Member Reviews
This book has a great deal of really interesting history that I wasn't aware of but it does get tedious. With books like these, it really helps to employ a little humor or somehow break things up a bit more with visuals, short chapters, anything to keep the reader engaged. I did keep learning things but I really struggled to make myself keep reading it, never a good sign in a book. I'm afraid others will be put off by the author's political leanings (which match my own), making it a harder sell. If I only had one book on my kindle I would happily take up my time reading this and I know I'd learn a lot, but with hundreds to choose from this one consistently stayed at the bottom of my to-read pile on kindle. That's not to say it's not a good book, just that it's such a competitive, tough scene in quality nonfiction these days.
Besides being a Midwesterner, author Christmas also teaches college writing in the Midwest. Certainly he knows his subject. The book of essays is well written, and entertaining, covering a wide range of topics. The book may have interest to a limited general audience, but would find an appropriate home in colleges and libraries.
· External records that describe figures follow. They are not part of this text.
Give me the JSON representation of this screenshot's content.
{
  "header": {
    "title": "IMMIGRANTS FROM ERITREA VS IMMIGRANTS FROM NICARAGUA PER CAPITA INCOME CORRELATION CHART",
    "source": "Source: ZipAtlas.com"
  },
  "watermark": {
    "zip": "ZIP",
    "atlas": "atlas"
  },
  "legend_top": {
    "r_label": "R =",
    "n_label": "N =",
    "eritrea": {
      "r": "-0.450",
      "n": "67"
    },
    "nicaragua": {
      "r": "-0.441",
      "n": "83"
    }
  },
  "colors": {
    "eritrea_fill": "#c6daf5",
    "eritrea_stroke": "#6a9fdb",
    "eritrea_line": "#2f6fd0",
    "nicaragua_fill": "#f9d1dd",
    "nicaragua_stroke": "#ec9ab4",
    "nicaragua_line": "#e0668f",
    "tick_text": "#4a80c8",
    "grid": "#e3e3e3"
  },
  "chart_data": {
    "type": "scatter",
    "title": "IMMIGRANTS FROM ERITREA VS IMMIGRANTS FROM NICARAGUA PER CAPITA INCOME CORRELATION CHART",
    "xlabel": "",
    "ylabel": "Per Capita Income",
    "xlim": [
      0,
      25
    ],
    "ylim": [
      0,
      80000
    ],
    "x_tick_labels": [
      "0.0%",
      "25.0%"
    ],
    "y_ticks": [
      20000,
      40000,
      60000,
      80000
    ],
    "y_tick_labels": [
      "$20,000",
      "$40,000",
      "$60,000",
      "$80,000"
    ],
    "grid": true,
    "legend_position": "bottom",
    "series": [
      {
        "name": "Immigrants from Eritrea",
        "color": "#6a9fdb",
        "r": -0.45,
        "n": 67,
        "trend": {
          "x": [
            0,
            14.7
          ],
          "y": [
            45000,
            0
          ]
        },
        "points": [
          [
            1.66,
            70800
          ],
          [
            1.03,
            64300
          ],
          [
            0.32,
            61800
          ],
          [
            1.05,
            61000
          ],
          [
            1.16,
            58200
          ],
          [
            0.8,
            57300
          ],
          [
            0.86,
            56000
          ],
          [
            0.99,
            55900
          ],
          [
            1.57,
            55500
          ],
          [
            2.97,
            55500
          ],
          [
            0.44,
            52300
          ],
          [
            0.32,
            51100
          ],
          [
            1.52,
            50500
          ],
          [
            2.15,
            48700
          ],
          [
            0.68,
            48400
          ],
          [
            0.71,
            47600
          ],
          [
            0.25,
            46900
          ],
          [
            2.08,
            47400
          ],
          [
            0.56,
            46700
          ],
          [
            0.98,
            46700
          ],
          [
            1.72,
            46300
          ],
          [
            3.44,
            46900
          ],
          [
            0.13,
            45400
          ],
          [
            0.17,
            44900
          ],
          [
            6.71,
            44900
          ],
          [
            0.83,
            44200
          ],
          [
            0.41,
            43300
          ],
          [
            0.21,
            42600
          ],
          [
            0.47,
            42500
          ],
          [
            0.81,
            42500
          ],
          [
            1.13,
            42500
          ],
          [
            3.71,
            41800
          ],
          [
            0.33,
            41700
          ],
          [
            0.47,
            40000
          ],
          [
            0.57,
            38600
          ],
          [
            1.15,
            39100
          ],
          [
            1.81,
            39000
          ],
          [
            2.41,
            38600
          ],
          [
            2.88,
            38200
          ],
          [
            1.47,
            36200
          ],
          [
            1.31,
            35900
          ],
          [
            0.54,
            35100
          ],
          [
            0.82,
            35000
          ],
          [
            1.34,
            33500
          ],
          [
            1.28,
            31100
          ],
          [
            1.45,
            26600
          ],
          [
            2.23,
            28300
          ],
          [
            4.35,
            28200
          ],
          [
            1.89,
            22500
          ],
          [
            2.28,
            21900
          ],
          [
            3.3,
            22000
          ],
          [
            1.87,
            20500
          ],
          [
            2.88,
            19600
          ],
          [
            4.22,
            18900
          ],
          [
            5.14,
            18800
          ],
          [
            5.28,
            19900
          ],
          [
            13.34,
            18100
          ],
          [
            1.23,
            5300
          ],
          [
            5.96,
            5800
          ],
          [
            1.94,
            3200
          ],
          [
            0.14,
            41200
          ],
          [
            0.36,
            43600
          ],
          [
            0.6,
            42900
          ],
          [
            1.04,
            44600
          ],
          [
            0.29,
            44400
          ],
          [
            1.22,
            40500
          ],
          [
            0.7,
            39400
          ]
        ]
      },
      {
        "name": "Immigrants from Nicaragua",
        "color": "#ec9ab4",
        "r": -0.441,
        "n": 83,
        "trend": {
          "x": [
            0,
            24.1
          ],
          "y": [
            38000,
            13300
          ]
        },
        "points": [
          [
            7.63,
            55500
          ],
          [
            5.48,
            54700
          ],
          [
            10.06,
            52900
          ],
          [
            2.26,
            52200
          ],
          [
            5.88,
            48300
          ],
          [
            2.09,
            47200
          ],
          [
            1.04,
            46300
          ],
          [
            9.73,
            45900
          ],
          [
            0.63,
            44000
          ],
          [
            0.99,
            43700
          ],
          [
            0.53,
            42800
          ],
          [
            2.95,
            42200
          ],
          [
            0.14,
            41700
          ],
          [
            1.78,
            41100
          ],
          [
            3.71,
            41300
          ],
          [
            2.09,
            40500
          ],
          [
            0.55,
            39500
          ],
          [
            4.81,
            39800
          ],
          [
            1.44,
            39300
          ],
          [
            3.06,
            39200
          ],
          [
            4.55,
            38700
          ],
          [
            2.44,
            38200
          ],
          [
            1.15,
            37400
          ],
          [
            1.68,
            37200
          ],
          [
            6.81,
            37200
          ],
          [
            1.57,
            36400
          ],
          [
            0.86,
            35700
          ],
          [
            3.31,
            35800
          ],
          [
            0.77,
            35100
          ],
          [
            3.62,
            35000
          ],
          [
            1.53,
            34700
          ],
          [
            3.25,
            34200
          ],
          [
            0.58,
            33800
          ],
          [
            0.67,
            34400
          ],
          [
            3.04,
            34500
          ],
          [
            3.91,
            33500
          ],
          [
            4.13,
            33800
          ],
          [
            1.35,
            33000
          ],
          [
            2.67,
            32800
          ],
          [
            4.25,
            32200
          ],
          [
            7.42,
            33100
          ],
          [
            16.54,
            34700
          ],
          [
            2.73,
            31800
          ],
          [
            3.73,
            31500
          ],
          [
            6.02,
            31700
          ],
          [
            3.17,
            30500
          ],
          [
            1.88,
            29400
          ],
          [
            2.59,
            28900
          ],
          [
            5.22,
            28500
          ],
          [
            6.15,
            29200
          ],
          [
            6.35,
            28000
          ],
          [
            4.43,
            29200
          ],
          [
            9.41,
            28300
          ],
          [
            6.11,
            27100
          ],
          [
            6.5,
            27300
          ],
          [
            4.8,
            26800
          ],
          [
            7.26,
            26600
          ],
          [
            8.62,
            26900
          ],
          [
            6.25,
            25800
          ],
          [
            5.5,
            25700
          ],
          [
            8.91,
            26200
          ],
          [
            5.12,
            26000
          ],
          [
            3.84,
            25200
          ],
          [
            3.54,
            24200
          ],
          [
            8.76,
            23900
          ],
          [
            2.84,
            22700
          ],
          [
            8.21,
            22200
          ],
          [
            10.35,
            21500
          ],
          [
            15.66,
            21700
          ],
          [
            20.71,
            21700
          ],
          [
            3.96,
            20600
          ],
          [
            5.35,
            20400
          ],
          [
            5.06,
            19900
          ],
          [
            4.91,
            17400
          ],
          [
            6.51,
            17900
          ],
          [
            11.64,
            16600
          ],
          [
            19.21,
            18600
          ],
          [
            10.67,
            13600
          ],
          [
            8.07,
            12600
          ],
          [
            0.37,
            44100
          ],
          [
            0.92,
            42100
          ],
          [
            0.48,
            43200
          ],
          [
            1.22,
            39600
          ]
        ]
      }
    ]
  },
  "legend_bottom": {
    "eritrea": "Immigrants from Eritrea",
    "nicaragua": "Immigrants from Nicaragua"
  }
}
As a born and raised Midwesterner (Wisconsin), Christman does an excellent job in navigating what the "Midwest" means beyond the geographical sense. Through thoughtful essays, he delves into the economic, political, and social aspects that have impacted the area that many tend to overlook for the more flashy narratives of the coasts.
Early in the book, Christman quotes Willa Cather, "No one who has not grown up in a little prairie town could know anything about it." As someone who did and then moved away and has watched those outside those little prairie towns struggle to understand and describe them this is unquestionably true. However, in this book Christman comes about as close as anyone has to translating that understanding.
In a series of essays, he tackles the history, tropes, social and political movements that have defined or attempted to define what it means to be Midwestern. The book is at times a little messy and discursive, indicative perhaps of the difficulties of capturing the "collocation of moods or tropes, some of them contradictory" that he (correctly in my opinion) posits make up the Midwest, which is definable more as a state of mind than a geographical region.
Being from the midwest (Iowa), this was a very interesting and real read. This book is made up of fairly quick essays about the midwest discussing topics like history, capitalism, midwest literature, farming, Trump, climate change, preppers, infrastructure, & the future. The author is a great & funny writer & I would recommend this to any midwesterner or any one trying to understand midwest life/future.